Enfin, l'article 7 a pour origine un amendement de Marie Mercier, rapporteure du texte, pour prévoir l'application de la proposition de loi dans les Outre-mer . Il actualise en ce sens les articles 711-1 du code pénal et 804 du code de procédure pénale.


* 17 Le groupe était composé de Marie Mercier (LR), rapporteur, Arnaud de Belenet (LaRem), Esther Benbassa (CRCE), Maryse Carrère (RDSE), Françoise Gatel (UC), Marie-Pierre de la Gontrie (SOCR) et Dany Wattebled (LI-RT).

* 18 Source : dossier de presse sur les conclusions du groupe de travail.

* 19 Protéger les mineurs victimes d'infractions sexuelles , rapport d'information de Marie Mercier fait au nom de la commission des lois, n° 289 (2017-2018).

* 20 C'est-à-dire la correctionnalisation.

* 21 Pratique complémentaire du traitement pénal de l'infraction, la justice restaurative consiste à faire dialoguer victimes et auteurs d'infractions, qu'il s'agisse des parties concernées par la même affaire ou non.
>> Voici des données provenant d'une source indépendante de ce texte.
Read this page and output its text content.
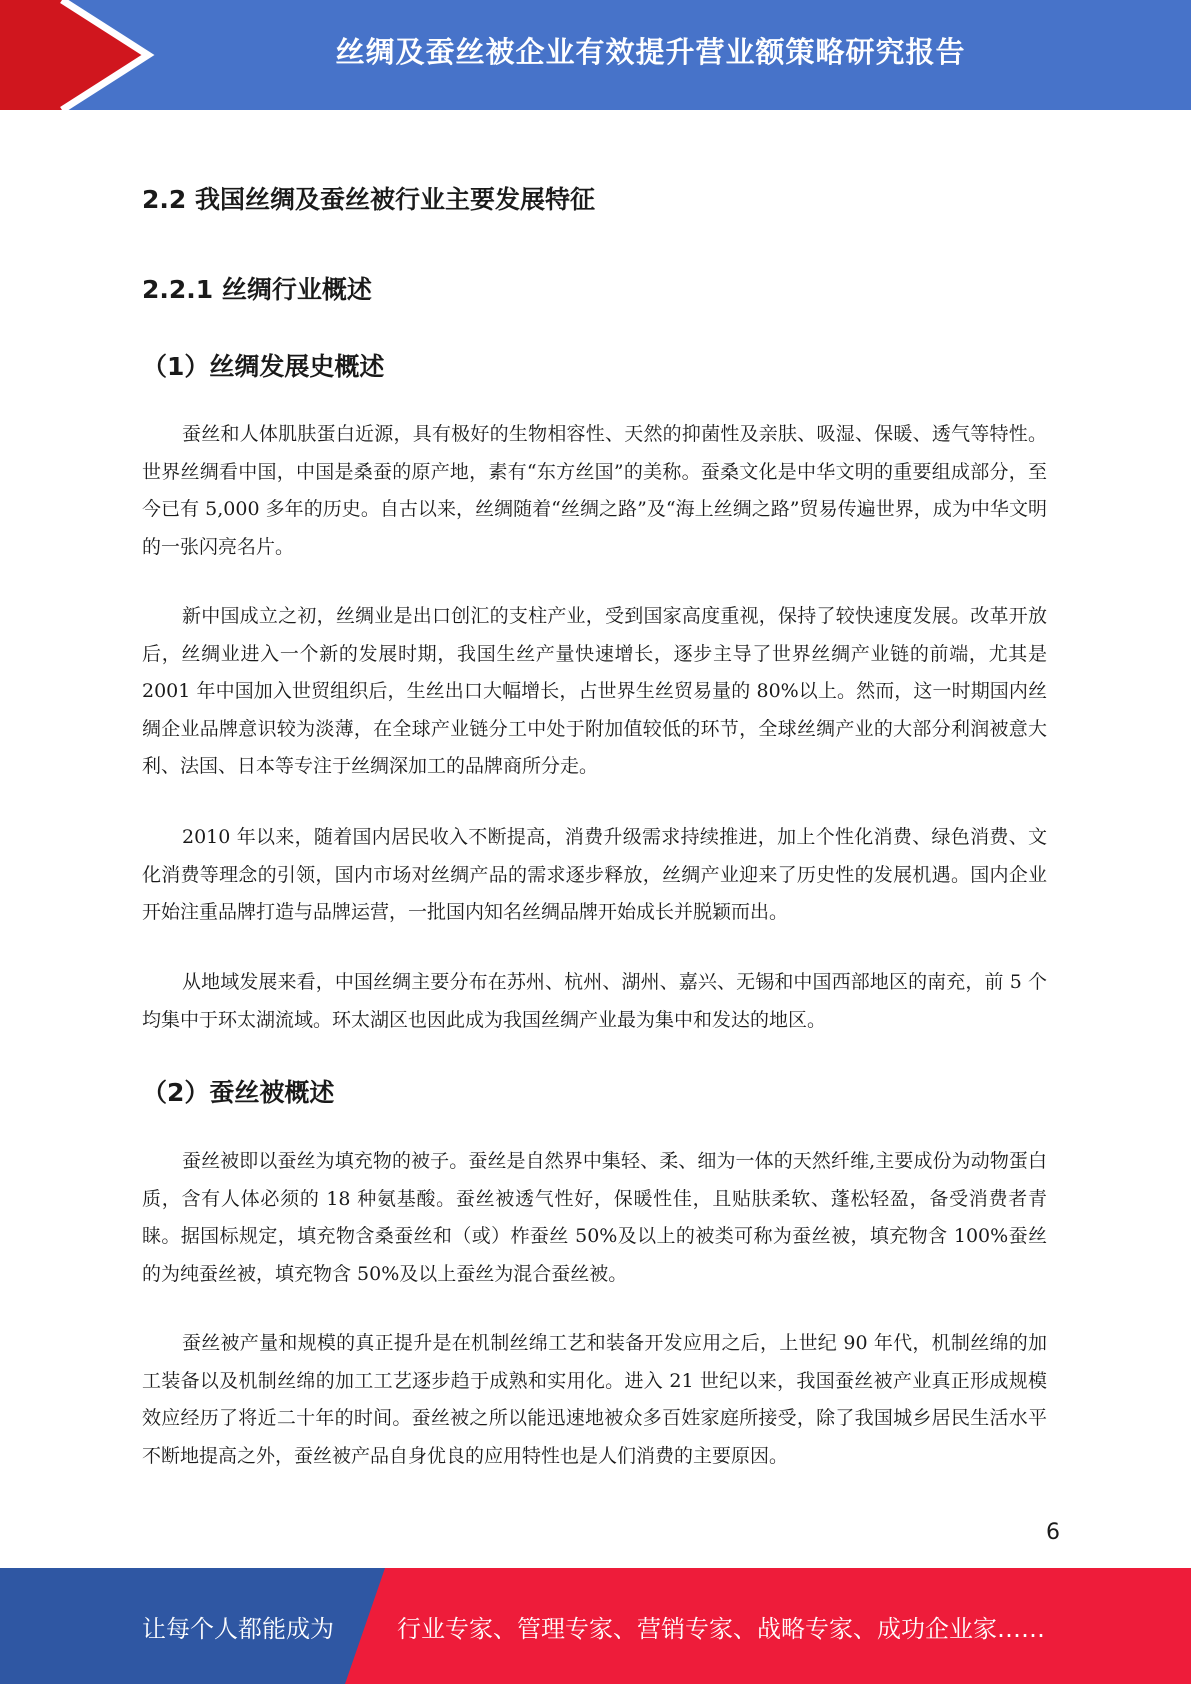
丝绸及蚕丝被企业有效提升营业额策略研究报告
2.2 我国丝绸及蚕丝被行业主要发展特征
2.2.1 丝绸行业概述
（1）丝绸发展史概述

蚕丝和人体肌肤蛋白近源，具有极好的生物相容性、天然的抑菌性及亲肤、吸湿、保暖、透气等特性。世界丝绸看中国，中国是桑蚕的原产地，素有“东方丝国”的美称。蚕桑文化是中华文明的重要组成部分，至今已有 5,000 多年的历史。自古以来，丝绸随着“丝绸之路”及“海上丝绸之路”贸易传遍世界，成为中华文明的一张闪亮名片。

新中国成立之初，丝绸业是出口创汇的支柱产业，受到国家高度重视，保持了较快速度发展。改革开放后，丝绸业进入一个新的发展时期，我国生丝产量快速增长，逐步主导了世界丝绸产业链的前端，尤其是 2001 年中国加入世贸组织后，生丝出口大幅增长，占世界生丝贸易量的 80%以上。然而，这一时期国内丝绸企业品牌意识较为淡薄，在全球产业链分工中处于附加值较低的环节，全球丝绸产业的大部分利润被意大利、法国、日本等专注于丝绸深加工的品牌商所分走。

2010 年以来，随着国内居民收入不断提高，消费升级需求持续推进，加上个性化消费、绿色消费、文化消费等理念的引领，国内市场对丝绸产品的需求逐步释放，丝绸产业迎来了历史性的发展机遇。国内企业开始注重品牌打造与品牌运营，一批国内知名丝绸品牌开始成长并脱颖而出。

从地域发展来看，中国丝绸主要分布在苏州、杭州、湖州、嘉兴、无锡和中国西部地区的南充，前 5 个均集中于环太湖流域。环太湖区也因此成为我国丝绸产业最为集中和发达的地区。

（2）蚕丝被概述

蚕丝被即以蚕丝为填充物的被子。蚕丝是自然界中集轻、柔、细为一体的天然纤维,主要成份为动物蛋白质，含有人体必须的 18 种氨基酸。蚕丝被透气性好，保暖性佳，且贴肤柔软、蓬松轻盈，备受消费者青睐。据国标规定，填充物含桑蚕丝和（或）柞蚕丝 50%及以上的被类可称为蚕丝被，填充物含 100%蚕丝的为纯蚕丝被，填充物含 50%及以上蚕丝为混合蚕丝被。

蚕丝被产量和规模的真正提升是在机制丝绵工艺和装备开发应用之后，上世纪 90 年代，机制丝绵的加工装备以及机制丝绵的加工工艺逐步趋于成熟和实用化。进入 21 世纪以来，我国蚕丝被产业真正形成规模效应经历了将近二十年的时间。蚕丝被之所以能迅速地被众多百姓家庭所接受，除了我国城乡居民生活水平不断地提高之外，蚕丝被产品自身优良的应用特性也是人们消费的主要原因。

6
让每个人都能成为	行业专家、管理专家、营销专家、战略专家、成功企业家……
Les mesures prises, selon des modalités diverses, visent toutes à rétablir le lien social et à prévenir au mieux la récidive (source : site Internet du ministère de la Justice).
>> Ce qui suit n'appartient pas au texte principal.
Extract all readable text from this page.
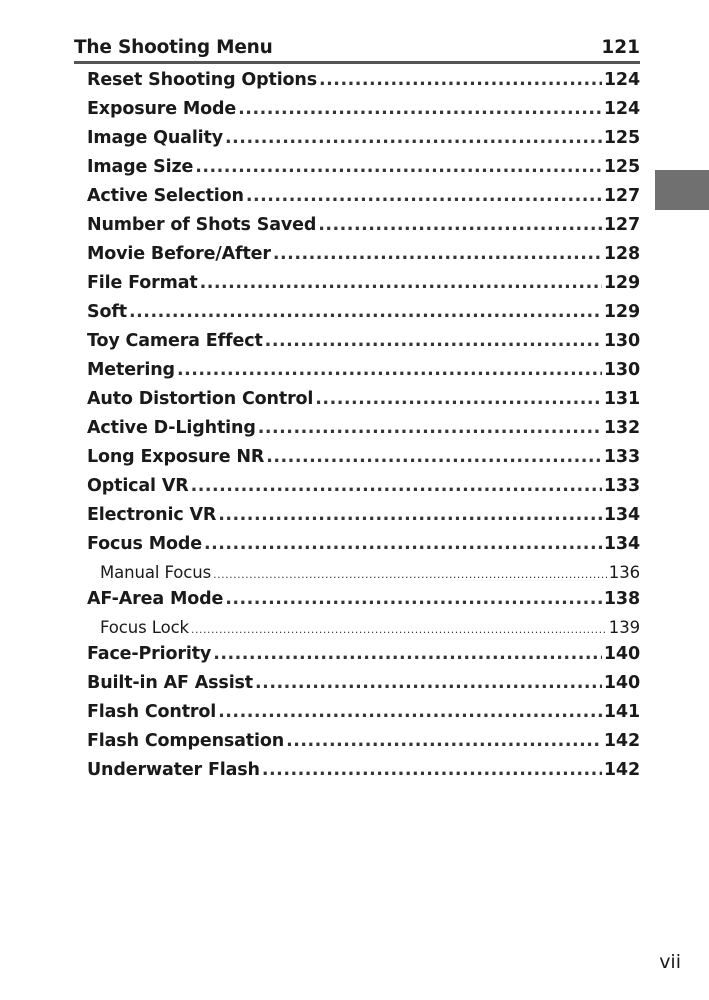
The Shooting Menu	121
Reset Shooting Options .....	124
Exposure Mode .....	124
Image Quality .....	125
Image Size .....	125
Active Selection .....	127
Number of Shots Saved .....	127
Movie Before/After .....	128
File Format .....	129
Soft .....	129
Toy Camera Effect .....	130
Metering .....	130
Auto Distortion Control .....	131
Active D-Lighting .....	132
Long Exposure NR .....	133
Optical VR .....	133
Electronic VR .....	134
Focus Mode .....	134
Manual Focus .....	136
AF-Area Mode .....	138
Focus Lock .....	139
Face-Priority .....	140
Built-in AF Assist .....	140
Flash Control .....	141
Flash Compensation .....	142
Underwater Flash .....	142
vii
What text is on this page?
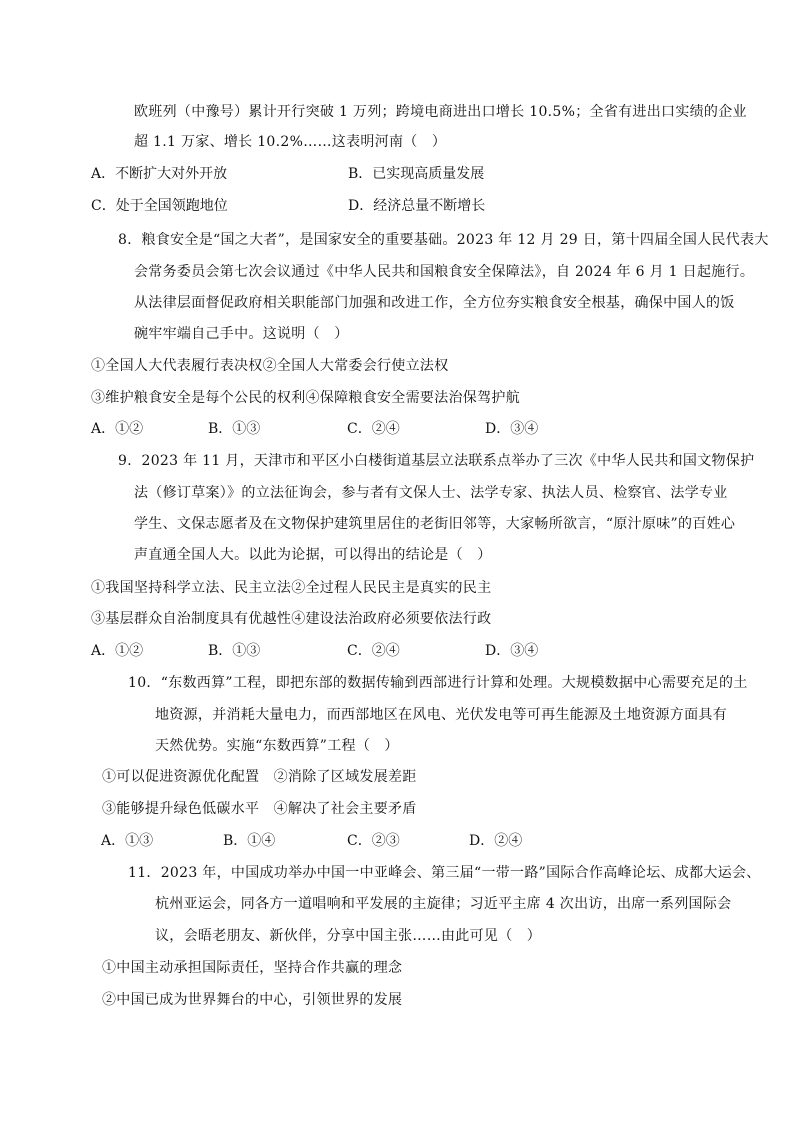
欧班列（中豫号）累计开行突破 1 万列；跨境电商进出口增长 10.5%；全省有进出口实绩的企业
超 1.1 万家、增长 10.2%……这表明河南（　）
A．不断扩大对外开放	B．已实现高质量发展
C．处于全国领跑地位	D．经济总量不断增长
8．粮食安全是“国之大者”，是国家安全的重要基础。2023 年 12 月 29 日，第十四届全国人民代表大
会常务委员会第七次会议通过《中华人民共和国粮食安全保障法》，自 2024 年 6 月 1 日起施行。
从法律层面督促政府相关职能部门加强和改进工作，全方位夯实粮食安全根基，确保中国人的饭
碗牢牢端自己手中。这说明（　）
①全国人大代表履行表决权②全国人大常委会行使立法权
③维护粮食安全是每个公民的权利④保障粮食安全需要法治保驾护航
A．①②	B．①③	C．②④	D．③④
9．2023 年 11 月，天津市和平区小白楼街道基层立法联系点举办了三次《中华人民共和国文物保护
法（修订草案）》的立法征询会，参与者有文保人士、法学专家、执法人员、检察官、法学专业
学生、文保志愿者及在文物保护建筑里居住的老街旧邻等，大家畅所欲言，“原汁原味”的百姓心
声直通全国人大。以此为论据，可以得出的结论是（　）
①我国坚持科学立法、民主立法②全过程人民民主是真实的民主
③基层群众自治制度具有优越性④建设法治政府必须要依法行政
A．①②	B．①③	C．②④	D．③④
10．“东数西算”工程，即把东部的数据传输到西部进行计算和处理。大规模数据中心需要充足的土
地资源，并消耗大量电力，而西部地区在风电、光伏发电等可再生能源及土地资源方面具有
天然优势。实施“东数西算”工程（　）
①可以促进资源优化配置　②消除了区域发展差距
③能够提升绿色低碳水平　④解决了社会主要矛盾
A．①③	B．①④	C．②③	D．②④
11．2023 年，中国成功举办中国一中亚峰会、第三届“一带一路”国际合作高峰论坛、成都大运会、
杭州亚运会，同各方一道唱响和平发展的主旋律；习近平主席 4 次出访，出席一系列国际会
议，会晤老朋友、新伙伴，分享中国主张……由此可见（　）
①中国主动承担国际责任，坚持合作共赢的理念
②中国已成为世界舞台的中心，引领世界的发展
* 22 La secrétaire d'État chargé de l'égalité entre les femmes et les hommes a annoncé dans une interview au journal La Croix , en date du 15 octobre 2017, le dépôt d'un projet de loi contre les violences sexistes et sexuelles qui comprendrait plusieurs mesures, dont l'instauration d'une « présomption de non-consentement » pour les enfants. De surcroît, dans son discours du 25 novembre 2017, le Président de la République a confirmé l'intention du Gouvernement de combler un « vide juridique » qui laisse des « ambiguïtés intolérables » dans le code pénal. Il a marqué son intention de « fixer une règle claire dans la loi, parce que nous ne pouvons admettre que la présomption de consentement s'applique de façon aussi floue lorsqu'advient une relation sexuelle entre un mineur et un adulte ». Selon lui, « Le juge doit toujours avoir une libre appréciation, mais c'est à la loi de lui donner des limites ». Enfin, il s'est prononcé à titre personnel pour un seuil d'âge de quinze ans.

* 23 Source : dossier de presse sur les conclusions du groupe de travail.
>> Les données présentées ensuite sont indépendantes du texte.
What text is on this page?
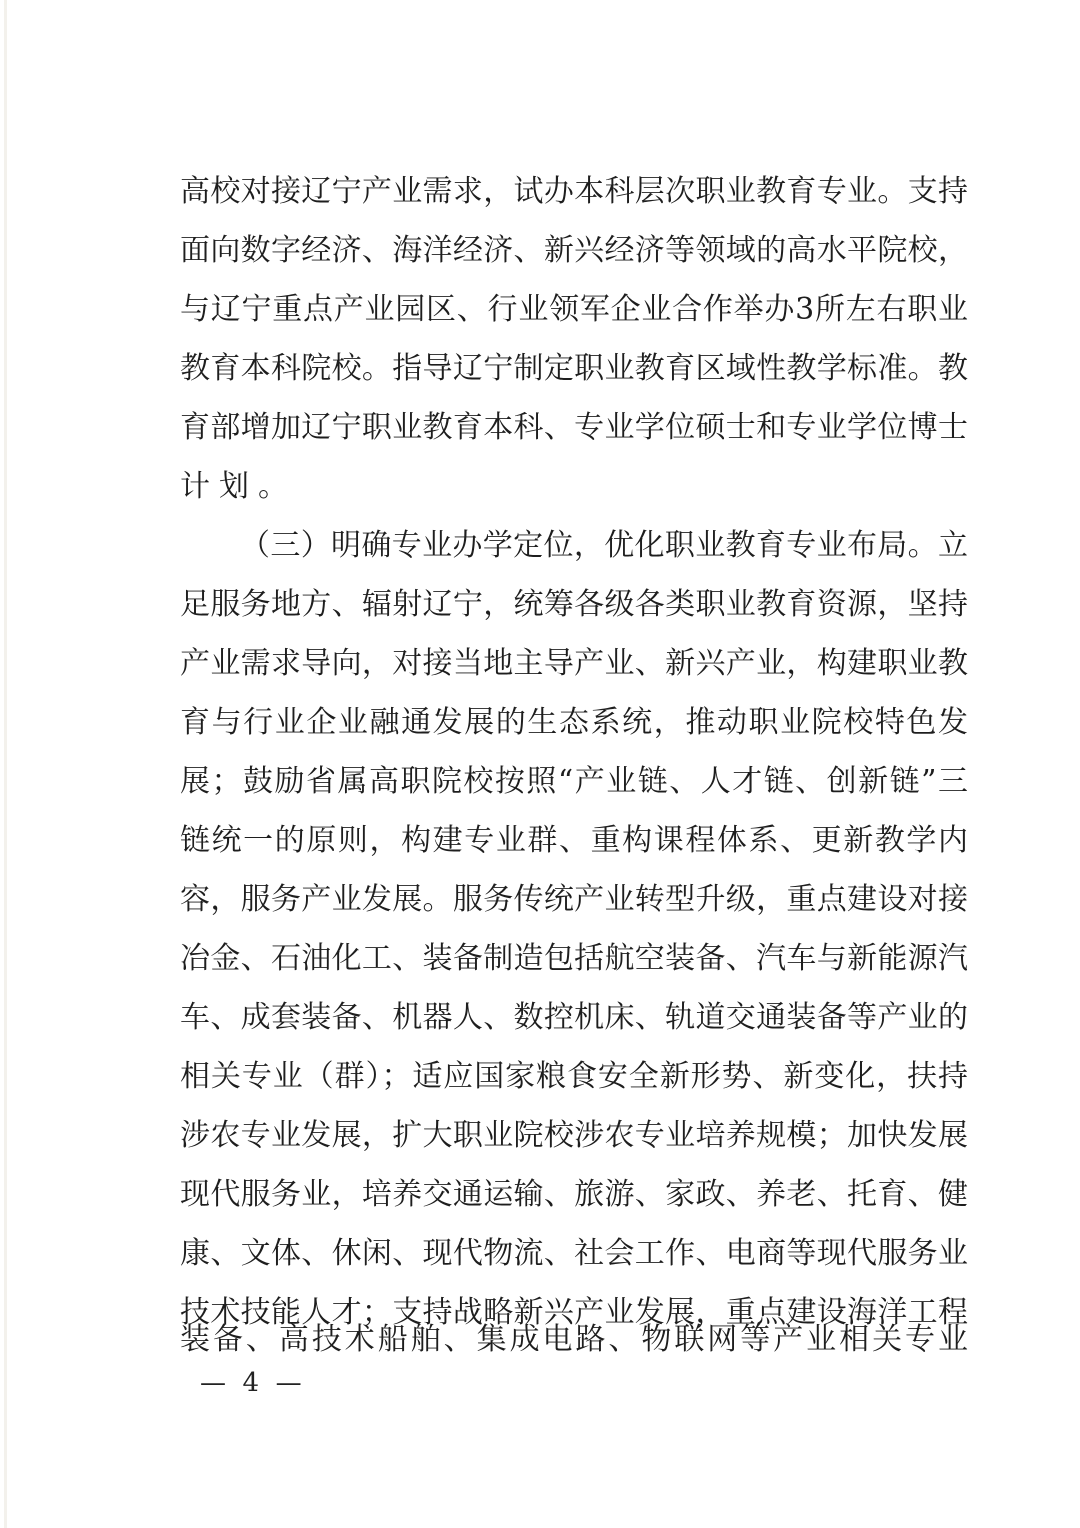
高校对接辽宁产业需求，试办本科层次职业教育专业。支持
面向数字经济、海洋经济、新兴经济等领域的高水平院校，
与辽宁重点产业园区、行业领军企业合作举办3所左右职业
教育本科院校。指导辽宁制定职业教育区域性教学标准。教
育部增加辽宁职业教育本科、专业学位硕士和专业学位博士
计划。
（三）明确专业办学定位，优化职业教育专业布局。立
足服务地方、辐射辽宁，统筹各级各类职业教育资源，坚持
产业需求导向，对接当地主导产业、新兴产业，构建职业教
育与行业企业融通发展的生态系统，推动职业院校特色发
展；鼓励省属高职院校按照“产业链、人才链、创新链”三
链统一的原则，构建专业群、重构课程体系、更新教学内
容，服务产业发展。服务传统产业转型升级，重点建设对接
冶金、石油化工、装备制造包括航空装备、汽车与新能源汽
车、成套装备、机器人、数控机床、轨道交通装备等产业的
相关专业（群）；适应国家粮食安全新形势、新变化，扶持
涉农专业发展，扩大职业院校涉农专业培养规模；加快发展
现代服务业，培养交通运输、旅游、家政、养老、托育、健
康、文体、休闲、现代物流、社会工作、电商等现代服务业
技术技能人才；支持战略新兴产业发展，重点建设海洋工程
装备、高技术船舶、集成电路、物联网等产业相关专业
—  4  —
* 24 Pour respecter les principes posés par la Constitution de 1958 et la Convention de sauvegarde des droits de l'homme et des libertés fondamentales (CESDH), il s'agirait d'une présomption simple, ce qui signifie que l'accusé pourrait apporter la preuve contraire.

* 25 Sénat, texte n° 293, session ordinaire de 2017-2018, enregistré à la Présidence du Sénat le 12 février 2018.

* 26 L'exposé des motifs de la proposition de loi indique qu'il s'agit de rapprocher notre droit de celui de la plupart des autres pays européens.

* 27 Sénat, texte n° 84, session ordinaire de 2017-2018, 27 mars 2018.

* 28 Assemblée nationale, texte n° 818 enregistré à la présidence de l'Assemblée nationale le 28 mars 2018.

* 29 Pour mémoire, depuis la loi n° 2017-242 du 27 février 2017 portant réforme de la prescription en matière pénale, l'article 9-3 du code de procédure pénale dispose que la prescription peut être suspendue en cas d'obstacle de fait insurmontable.

* 30 L'article 223-6 du code pénal, relatif à la non-assistance à personne en danger, réprime le fait de s'abstenir volontairement d'empêcher la survenance d'un crime ou d'un délit ou de ne pas porter secours à une personne en péril. L'article 434-3 du code pénal vise à sanctionner toute personne qui, ayant eu connaissance de mauvais traitements, d'agressions ou atteintes sexuelles infligées à une personne vulnérable, n'en a pas informé les autorités judiciaires ou administratives.